The thing is ...
One thing that appears to get up people's noses about conversation analysis is the way that it deals with context. For example, in my thesis I analysed the sequences of talk involving Ivan without drawing on my knowledge of his age and so on. Excluding this information, unless it was made obvious in the data, is a methodological imperative of conversation analysis.
A friend read my blog this week and wrote suggesting that my analysis of the sequences of talk involving Ivan provides the basis for a journal article. She commented that she enjoyed a good story. That comment was interesting because I would not draw on my knowledge of Ivan as a tricky character in his classroom, if I were to turn my blog posts that involved him into an article informed by conversation analysis.

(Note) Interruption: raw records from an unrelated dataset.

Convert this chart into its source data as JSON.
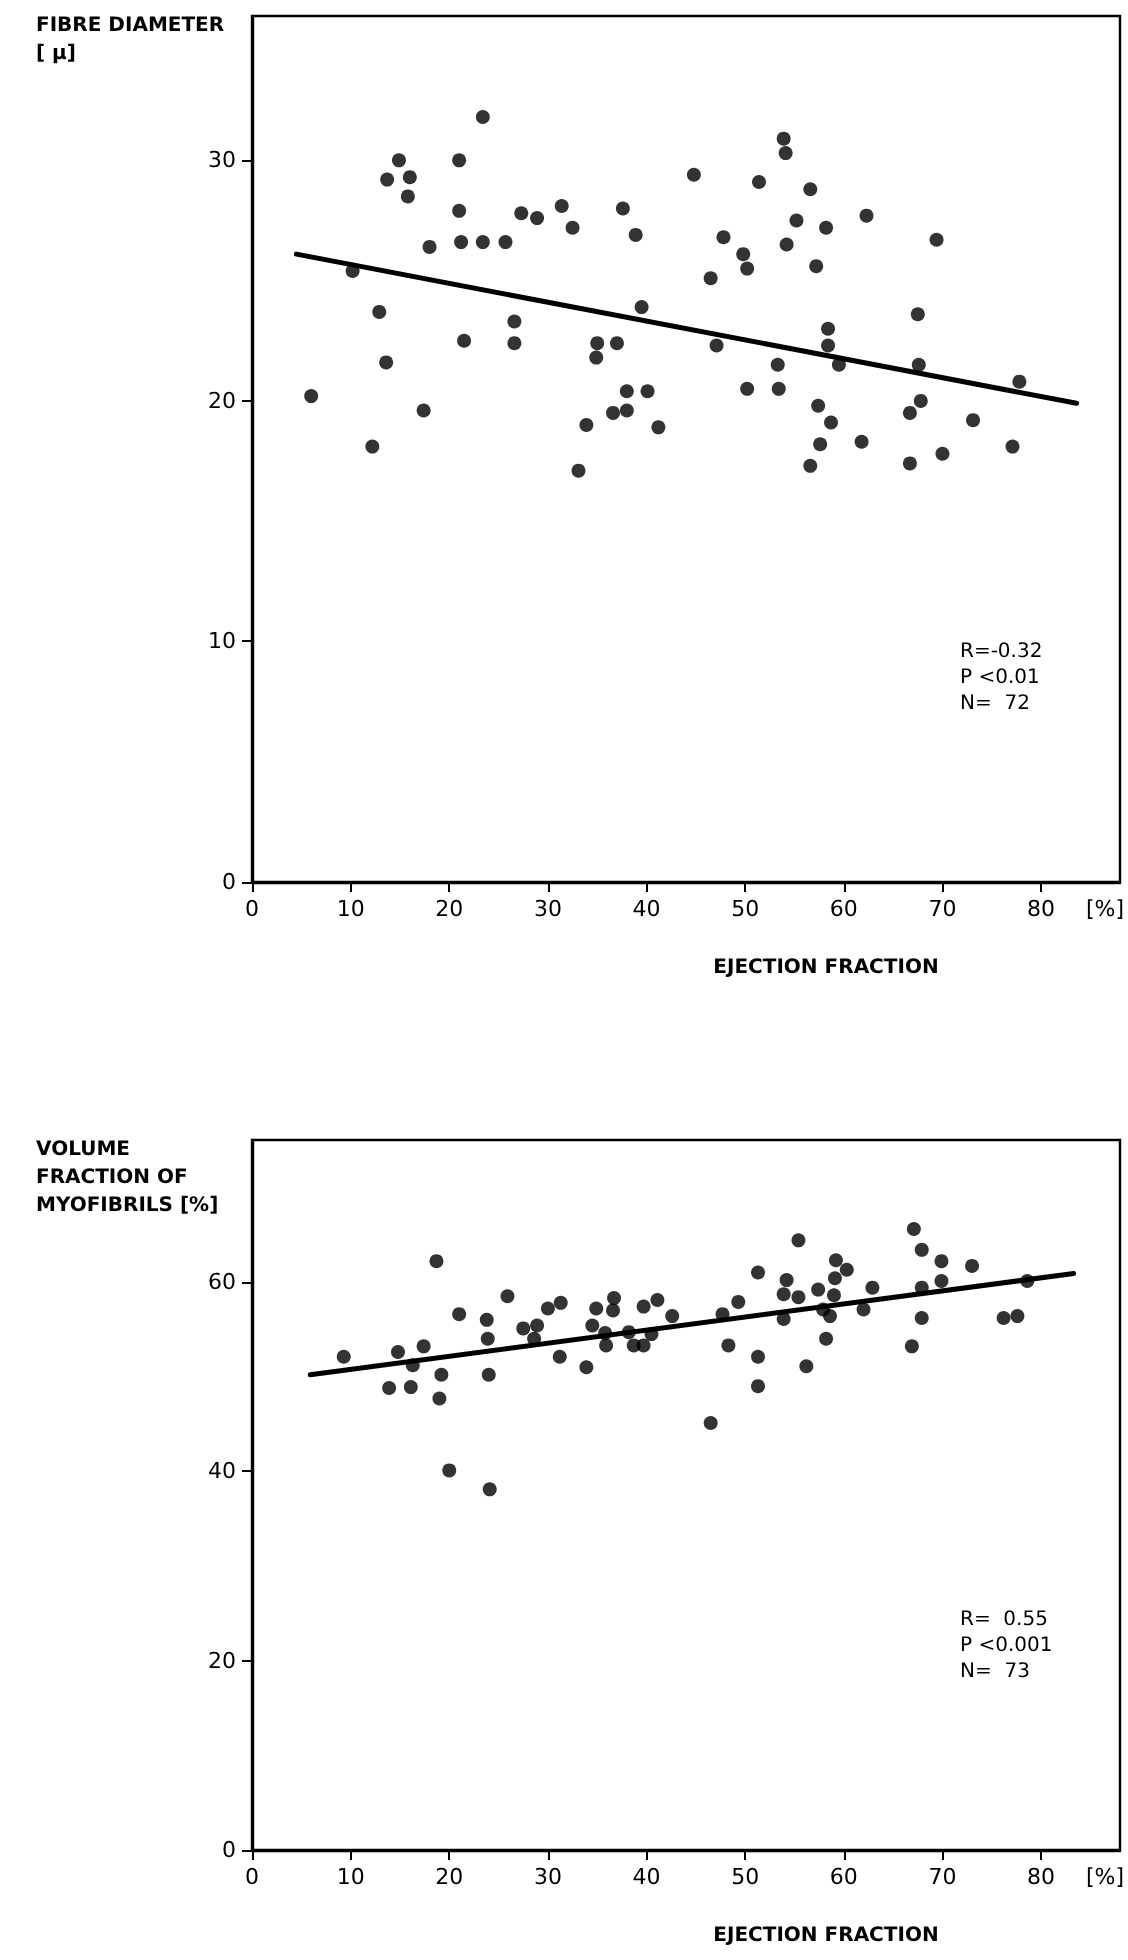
{
  "chart_data": [
    {
      "type": "scatter",
      "xlabel": "EJECTION FRACTION",
      "ylabel": "FIBRE DIAMETER [ μ]",
      "annotations": [
        "[%]",
        "R=-0.32",
        "P <0.01",
        "N=  72"
      ],
      "xlim": [
        0,
        88
      ],
      "xticks": [
        0,
        10,
        20,
        30,
        40,
        50,
        60,
        70,
        80
      ],
      "ylim": [
        0,
        36
      ],
      "yticks": [
        0,
        10,
        20,
        30
      ],
      "grid": false,
      "marker": "circle",
      "series": [
        {
          "color": "#000000",
          "x": [
            23.4,
            14.9,
            21.0,
            13.7,
            16.0,
            15.8,
            21.0,
            27.3,
            28.9,
            31.4,
            32.5,
            37.6,
            38.9,
            44.8,
            18.0,
            21.2,
            23.4,
            25.7,
            10.2,
            12.9,
            26.6,
            39.5,
            21.5,
            26.6,
            35.0,
            37.0,
            34.9,
            13.6,
            6.0,
            17.4,
            38.0,
            40.1,
            36.6,
            38.0,
            33.9,
            41.2,
            12.2,
            33.1,
            53.9,
            54.1,
            51.4,
            56.6,
            62.3,
            55.2,
            58.2,
            47.8,
            54.2,
            69.4,
            49.8,
            50.2,
            57.2,
            46.5,
            67.5,
            58.4,
            58.4,
            47.1,
            59.5,
            53.3,
            67.6,
            77.8,
            50.2,
            53.4,
            57.4,
            67.8,
            66.7,
            58.7,
            73.1,
            61.8,
            57.6,
            70.0,
            77.1,
            56.6,
            66.7
          ],
          "values": [
            31.8,
            30.0,
            30.0,
            29.2,
            29.3,
            28.5,
            27.9,
            27.8,
            27.6,
            28.1,
            27.2,
            28.0,
            26.9,
            29.4,
            26.4,
            26.6,
            26.6,
            26.6,
            25.4,
            23.7,
            23.3,
            23.9,
            22.5,
            22.4,
            22.4,
            22.4,
            21.8,
            21.6,
            20.2,
            19.6,
            20.4,
            20.4,
            19.5,
            19.6,
            19.0,
            18.9,
            18.1,
            17.1,
            30.9,
            30.3,
            29.1,
            28.8,
            27.7,
            27.5,
            27.2,
            26.8,
            26.5,
            26.7,
            26.1,
            25.5,
            25.6,
            25.1,
            23.6,
            23.0,
            22.3,
            22.3,
            21.5,
            21.5,
            21.5,
            20.8,
            20.5,
            20.5,
            19.8,
            20.0,
            19.5,
            19.1,
            19.2,
            18.3,
            18.2,
            17.8,
            18.1,
            17.3,
            17.4
          ]
        },
        {
          "type": "line",
          "color": "#000000",
          "marker": "none",
          "line_style": "solid",
          "x": [
            4.5,
            83.6
          ],
          "values": [
            26.1,
            19.9
          ]
        }
      ]
    },
    {
      "type": "scatter",
      "xlabel": "EJECTION FRACTION",
      "ylabel": "VOLUME FRACTION OF MYOFIBRILS [%]",
      "annotations": [
        "[%]",
        "R=  0.55",
        "P <0.001",
        "N=  73"
      ],
      "xlim": [
        0,
        88
      ],
      "xticks": [
        0,
        10,
        20,
        30,
        40,
        50,
        60,
        70,
        80
      ],
      "ylim": [
        0,
        75
      ],
      "yticks": [
        0,
        20,
        40,
        60
      ],
      "grid": false,
      "marker": "circle",
      "series": [
        {
          "color": "#000000",
          "x": [
            18.7,
            25.9,
            21.0,
            23.8,
            23.9,
            30.0,
            31.3,
            27.5,
            28.9,
            28.6,
            34.9,
            36.7,
            36.6,
            34.5,
            35.8,
            35.9,
            39.7,
            41.1,
            42.6,
            38.2,
            40.5,
            38.7,
            39.7,
            9.3,
            14.8,
            17.4,
            16.3,
            13.9,
            16.1,
            19.2,
            19.0,
            24.0,
            31.2,
            33.9,
            20.0,
            24.1,
            67.1,
            67.9,
            69.9,
            73.0,
            69.9,
            67.9,
            78.6,
            55.4,
            51.3,
            59.2,
            60.3,
            59.1,
            54.2,
            57.4,
            53.9,
            55.4,
            59.0,
            62.9,
            49.3,
            47.7,
            53.9,
            57.9,
            58.6,
            62.0,
            67.9,
            76.2,
            77.6,
            48.3,
            58.2,
            66.9,
            51.3,
            56.2,
            51.3,
            46.5
          ],
          "values": [
            62.2,
            58.5,
            56.6,
            56.0,
            54.0,
            57.2,
            57.8,
            55.1,
            55.4,
            54.0,
            57.2,
            58.3,
            57.0,
            55.4,
            54.6,
            53.3,
            57.4,
            58.1,
            56.4,
            54.7,
            54.5,
            53.3,
            53.3,
            52.1,
            52.6,
            53.2,
            51.2,
            48.8,
            48.9,
            50.2,
            47.7,
            50.2,
            52.1,
            51.0,
            40.1,
            38.1,
            65.6,
            63.4,
            62.2,
            61.7,
            60.1,
            59.4,
            60.1,
            64.4,
            61.0,
            62.3,
            61.3,
            60.4,
            60.2,
            59.2,
            58.7,
            58.4,
            58.6,
            59.4,
            57.9,
            56.6,
            56.1,
            57.1,
            56.4,
            57.1,
            56.2,
            56.2,
            56.4,
            53.3,
            54.0,
            53.2,
            52.1,
            51.1,
            49.0,
            45.1
          ]
        },
        {
          "type": "line",
          "color": "#000000",
          "marker": "none",
          "line_style": "solid",
          "x": [
            5.9,
            83.3
          ],
          "values": [
            50.2,
            60.9
          ]
        }
      ]
    }
  ]
}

I think that it was my use of background information, in one of my blog posts, that formed the story for her.
The position that I took in my PhD is that the talk is interesting for what is shows about social interaction made evident through the talk that occurs between those who participate in it. In the case of talk that involved finding words, I was able to describe the methods used consistently by students and their teacher during independent writing. Ivan broke the mould ie. the teacher's question about where do you find it (the word wanted by a student) was mostly not answered by students. They walked away, and so my analysis was that they took her question to be a direction to find the word they needed in the room. Ivan answered the teacher's question. I decided that he made a joke. Whether it worked is another question. Ditto my interpretation of it.